Dorzolamide-timolol reduces IOP better than brimonidine after phaco

April 7, 2008

Prophylactic treatment with dorzolamide-timolol fixed combination is more effective than brimonidine in reducing IOP after phacoemulsification surgery, claims a study published in the January issue of Eye & Contact Lens: Science & Clinical Practice.

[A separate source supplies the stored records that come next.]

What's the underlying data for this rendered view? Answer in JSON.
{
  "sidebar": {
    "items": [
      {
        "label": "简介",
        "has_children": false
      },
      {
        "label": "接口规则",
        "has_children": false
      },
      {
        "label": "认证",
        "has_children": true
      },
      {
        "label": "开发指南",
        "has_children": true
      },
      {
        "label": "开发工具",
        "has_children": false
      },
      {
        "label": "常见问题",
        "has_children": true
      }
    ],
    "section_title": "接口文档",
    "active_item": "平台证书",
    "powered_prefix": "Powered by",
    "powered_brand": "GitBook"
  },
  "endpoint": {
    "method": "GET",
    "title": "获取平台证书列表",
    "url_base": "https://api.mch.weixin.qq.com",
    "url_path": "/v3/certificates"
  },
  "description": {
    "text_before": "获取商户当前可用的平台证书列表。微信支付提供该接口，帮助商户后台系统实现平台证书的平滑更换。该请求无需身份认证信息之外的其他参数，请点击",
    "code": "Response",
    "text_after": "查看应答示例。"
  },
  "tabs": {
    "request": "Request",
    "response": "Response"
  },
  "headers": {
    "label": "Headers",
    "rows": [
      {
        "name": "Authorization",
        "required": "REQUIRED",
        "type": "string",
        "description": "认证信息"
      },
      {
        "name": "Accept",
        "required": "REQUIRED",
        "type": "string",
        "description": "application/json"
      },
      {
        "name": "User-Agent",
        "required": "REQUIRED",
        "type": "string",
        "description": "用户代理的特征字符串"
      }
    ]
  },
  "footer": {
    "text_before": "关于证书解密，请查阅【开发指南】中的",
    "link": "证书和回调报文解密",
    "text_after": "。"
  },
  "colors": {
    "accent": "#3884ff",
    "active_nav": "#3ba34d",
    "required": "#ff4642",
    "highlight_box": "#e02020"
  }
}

Prophylactic treatment with dorzolamide-timolol fixed combination is more effective than brimonidine in reducing IOP after phacoemulsification surgery, claims a study published in the January issue of Eye & Contact Lens: Science & Clinical Practice.

Yelda Ozkurt, MD and team at the Kartal Training and Research Hospital, Turkey performed a prospective, randomized study to compare the effects of dorzolamide-timolol combination and brimonidine on intraocular pressure (IOP) after phaco.

The study included 69 eyes of 43 patients undergoing phacoemulsification and foldable IOL implantation. Patients were randomly assigned to one of three treatment groups preoperatively; group A (n=23) received one drop of dorzolamide-timolol fixed combination and group B (n=23) received one drop of brimonidine tartrate 0.2% immediately after surgery. Group C (n=23), in which patients received no treatment, was the control group. IOP was measured by Goldmann applanation tonometry six and 24 hours after surgery.

Six hours after surgery, the mean IOP was significantly lower in group A (16.3±2.9 mmHg) than in groups B (20.6±2.9 mmHg) and C (24.6±5.4 mmHg). Twenty-four hours after surgery, the mean IOP remained lowest in group A (14.1±2.8 mmHg) and was higher in group C (19.8±4.7 mmHg) than in group B (17.5±2.7 mmHg).

The researchers therefore demonstrated that prophylactic treatment with dorzolamide-timolol fixed combination was more effective than brimonidine in reducing IOP six hours and 24 hours after cataract surgery.